The stock exchange that has evaporated almost 2 billion the value of technology – and climbing – in a few days hides points to Something more than short -term fears: The interconnected system in which the great technological ones built their empires are disintegrating. As Ben Evans says in his analysis of Stratechery“It is more difficult to overestimate the degree to which every aspect of modern life rests in global supply chains, so long and complex that no one can truly understand the effects of altering them.”
The American Big Tech, whose success has been built on the premise of a world without digital bordersThey now have the nightmare of a planet that is, technologically, bursting.
- The American superisla dominated by Apple, Amazon, Google, Microsoft and Meta is surrounding increasingly turbulent waters. He will no longer be able to have cheap factories from China or Vietnam.
- The Chinese island, while, has a five years building its own ecosystems and standards. Huawei is a paradigmatic case.
- The European island, still in formation, focuses on regulation (GDPR, DMA, DSA) and tries to position itself as a “third way” with emphasis on values around privacy and ethics, while maintaining strategic critical positions with manufacturers such as ASML.
We told it a few days ago: Huawei has not thrown five years building bridges, but cavando trenches.

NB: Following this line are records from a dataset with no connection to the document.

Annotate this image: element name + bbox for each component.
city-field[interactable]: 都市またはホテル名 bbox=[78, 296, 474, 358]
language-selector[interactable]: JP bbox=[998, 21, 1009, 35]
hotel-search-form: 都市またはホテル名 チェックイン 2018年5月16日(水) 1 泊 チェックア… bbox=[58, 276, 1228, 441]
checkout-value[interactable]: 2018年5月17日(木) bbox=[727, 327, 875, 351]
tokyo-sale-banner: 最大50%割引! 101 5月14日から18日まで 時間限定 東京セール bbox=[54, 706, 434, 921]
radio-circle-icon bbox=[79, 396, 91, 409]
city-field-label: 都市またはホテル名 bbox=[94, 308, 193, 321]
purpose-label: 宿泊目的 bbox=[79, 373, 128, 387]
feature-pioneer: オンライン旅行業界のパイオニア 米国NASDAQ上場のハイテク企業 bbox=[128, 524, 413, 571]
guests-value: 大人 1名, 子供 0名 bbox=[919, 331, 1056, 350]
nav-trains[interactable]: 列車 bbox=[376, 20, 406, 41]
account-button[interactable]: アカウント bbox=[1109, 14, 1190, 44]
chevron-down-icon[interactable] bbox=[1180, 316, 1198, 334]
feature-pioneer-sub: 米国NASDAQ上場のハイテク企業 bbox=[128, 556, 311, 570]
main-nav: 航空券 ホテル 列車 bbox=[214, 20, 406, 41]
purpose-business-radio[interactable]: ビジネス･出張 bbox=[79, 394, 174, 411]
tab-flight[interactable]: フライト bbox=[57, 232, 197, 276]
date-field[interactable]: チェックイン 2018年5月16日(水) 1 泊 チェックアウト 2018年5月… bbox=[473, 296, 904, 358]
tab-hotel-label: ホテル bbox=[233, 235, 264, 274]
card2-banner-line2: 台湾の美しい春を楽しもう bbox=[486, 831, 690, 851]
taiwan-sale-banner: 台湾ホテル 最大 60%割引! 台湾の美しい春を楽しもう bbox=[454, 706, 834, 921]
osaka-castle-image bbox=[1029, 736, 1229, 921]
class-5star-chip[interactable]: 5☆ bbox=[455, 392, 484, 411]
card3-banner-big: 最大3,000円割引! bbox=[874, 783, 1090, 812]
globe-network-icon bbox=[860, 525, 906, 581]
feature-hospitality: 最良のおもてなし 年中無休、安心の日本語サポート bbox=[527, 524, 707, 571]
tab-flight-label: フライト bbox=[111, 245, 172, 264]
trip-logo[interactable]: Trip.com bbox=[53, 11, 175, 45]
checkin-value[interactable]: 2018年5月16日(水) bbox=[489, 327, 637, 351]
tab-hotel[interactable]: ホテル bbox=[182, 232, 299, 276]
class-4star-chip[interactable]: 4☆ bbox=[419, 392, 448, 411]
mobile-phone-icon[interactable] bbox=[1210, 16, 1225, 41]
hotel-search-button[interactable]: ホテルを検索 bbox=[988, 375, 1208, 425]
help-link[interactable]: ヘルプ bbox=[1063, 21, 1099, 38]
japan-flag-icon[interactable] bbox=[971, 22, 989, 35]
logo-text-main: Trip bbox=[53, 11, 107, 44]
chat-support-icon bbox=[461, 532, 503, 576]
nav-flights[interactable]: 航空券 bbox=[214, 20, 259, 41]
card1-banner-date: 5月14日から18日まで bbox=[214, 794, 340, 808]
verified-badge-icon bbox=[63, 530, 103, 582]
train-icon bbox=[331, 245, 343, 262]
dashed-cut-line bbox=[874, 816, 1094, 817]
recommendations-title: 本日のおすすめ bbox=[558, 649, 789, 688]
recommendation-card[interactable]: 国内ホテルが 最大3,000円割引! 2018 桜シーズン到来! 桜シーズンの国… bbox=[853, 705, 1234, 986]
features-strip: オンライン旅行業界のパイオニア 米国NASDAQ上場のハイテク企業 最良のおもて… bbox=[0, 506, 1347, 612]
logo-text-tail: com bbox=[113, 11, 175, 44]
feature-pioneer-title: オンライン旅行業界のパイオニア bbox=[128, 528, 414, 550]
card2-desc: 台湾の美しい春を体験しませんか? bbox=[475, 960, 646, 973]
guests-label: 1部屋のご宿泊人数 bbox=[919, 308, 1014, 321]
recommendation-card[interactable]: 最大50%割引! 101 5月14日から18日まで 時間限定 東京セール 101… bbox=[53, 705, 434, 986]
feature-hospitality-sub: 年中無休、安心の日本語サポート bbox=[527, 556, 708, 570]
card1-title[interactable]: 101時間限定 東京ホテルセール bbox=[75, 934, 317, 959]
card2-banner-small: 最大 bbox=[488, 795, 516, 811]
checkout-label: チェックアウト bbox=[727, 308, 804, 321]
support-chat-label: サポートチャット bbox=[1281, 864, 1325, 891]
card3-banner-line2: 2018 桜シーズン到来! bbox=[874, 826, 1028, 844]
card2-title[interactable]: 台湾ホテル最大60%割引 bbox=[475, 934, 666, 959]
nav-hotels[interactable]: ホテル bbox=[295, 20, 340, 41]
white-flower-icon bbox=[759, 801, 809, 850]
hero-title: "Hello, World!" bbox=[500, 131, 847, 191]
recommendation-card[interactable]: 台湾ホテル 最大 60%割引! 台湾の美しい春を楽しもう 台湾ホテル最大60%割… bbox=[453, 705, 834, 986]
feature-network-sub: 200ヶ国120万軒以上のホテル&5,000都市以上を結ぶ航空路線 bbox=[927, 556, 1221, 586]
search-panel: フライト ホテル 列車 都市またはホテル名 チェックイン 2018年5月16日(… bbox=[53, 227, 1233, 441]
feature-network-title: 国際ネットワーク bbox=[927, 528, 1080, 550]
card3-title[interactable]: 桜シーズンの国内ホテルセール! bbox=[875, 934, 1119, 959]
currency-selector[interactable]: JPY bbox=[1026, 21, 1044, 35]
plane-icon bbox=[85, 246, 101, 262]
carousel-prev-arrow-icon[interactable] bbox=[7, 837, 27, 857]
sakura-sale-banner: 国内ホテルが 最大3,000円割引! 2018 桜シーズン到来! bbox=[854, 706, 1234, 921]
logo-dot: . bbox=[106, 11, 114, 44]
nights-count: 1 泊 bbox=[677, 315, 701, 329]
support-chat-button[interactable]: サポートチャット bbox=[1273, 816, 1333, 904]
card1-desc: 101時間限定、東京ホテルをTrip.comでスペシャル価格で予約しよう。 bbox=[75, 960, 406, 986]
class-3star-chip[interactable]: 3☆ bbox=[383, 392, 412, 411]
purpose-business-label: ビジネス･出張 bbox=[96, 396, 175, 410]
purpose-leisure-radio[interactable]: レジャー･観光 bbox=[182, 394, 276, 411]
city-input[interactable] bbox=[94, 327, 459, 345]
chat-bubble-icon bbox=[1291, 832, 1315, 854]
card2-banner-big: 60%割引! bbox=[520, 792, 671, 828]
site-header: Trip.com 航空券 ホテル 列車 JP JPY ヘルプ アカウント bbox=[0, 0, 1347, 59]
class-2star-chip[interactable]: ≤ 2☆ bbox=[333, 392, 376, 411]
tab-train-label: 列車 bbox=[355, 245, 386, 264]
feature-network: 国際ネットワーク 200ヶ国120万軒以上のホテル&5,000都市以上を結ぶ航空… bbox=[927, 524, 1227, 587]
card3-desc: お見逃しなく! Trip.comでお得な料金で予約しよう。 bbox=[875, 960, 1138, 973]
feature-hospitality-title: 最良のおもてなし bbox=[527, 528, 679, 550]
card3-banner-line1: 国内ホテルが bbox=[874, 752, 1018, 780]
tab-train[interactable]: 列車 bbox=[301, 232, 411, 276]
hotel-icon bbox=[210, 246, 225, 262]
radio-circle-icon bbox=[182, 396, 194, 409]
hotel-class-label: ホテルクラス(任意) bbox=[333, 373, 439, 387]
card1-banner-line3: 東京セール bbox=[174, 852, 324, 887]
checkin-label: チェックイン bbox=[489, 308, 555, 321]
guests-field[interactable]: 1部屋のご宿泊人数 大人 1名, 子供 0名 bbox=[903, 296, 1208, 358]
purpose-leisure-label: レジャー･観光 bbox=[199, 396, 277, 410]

Its Harmonyos, present in more than 1,000 million devices, does not seek to complement the global ecosystem, but replace it. Do not compete, build a parallel reality. West still thinks of market fees while Huawei builds an entire digital continent.
The symptoms of this fragmentation are increasingly evident, and if nothing changes, they will go more:
- Nintendo delaying the early orders of the Switch 2.
- Vietnam negotiating the desperate to reduce tariffs.
- Companies drawing alternative supply chains in a hurry.
They are only the superficial waves of the tsamot that is happening at the bottom of the digital ocean.
We are facing The fracture of a technological model that we assumed universal. Where there were now integration there are digital walls. The economies of scale that allowed affordable smartphones and global services will give way to smaller, less efficient and possibly more expensive ecosystems. The end user will not only pay more for its devices but will have to choose which technology island belongs to.
The European Union, aware of what is coming, no longer speaks only of response tariffs, but of using its anti-coercion instrument to “limit intellectual property rights” or “restrict the access of financial services firms to EU markets.” We talk about hardware, yes, but the war also extends to software, services and digital infrastructure.
Europe could find its opportunity as a bridge between islands, taking advantage of its experience creating global standards (GSM, GDPR) that can be adopted beyond its borders. Our unique position, with relations with both the United States and China, could become integrators in a technologically fragmented world.
And in this digital archipelago where Pangea was before Companies will have to decide which islands inhabiting and which ones to abandon. The divergent standards (with China we are already seeing it, launch to their own HDMI), the redundant supply chains and the incompatible ecosystems will be the new normality.
Innovation will no longer flow between continents, but will be confined in these technological islands, with its own rules, limitations and opportunities.
Not that technological globalization is threatened, is that is being actively disassembled. The dream of a digital world without borders is coming to an end. Welcome to the technological archipelago.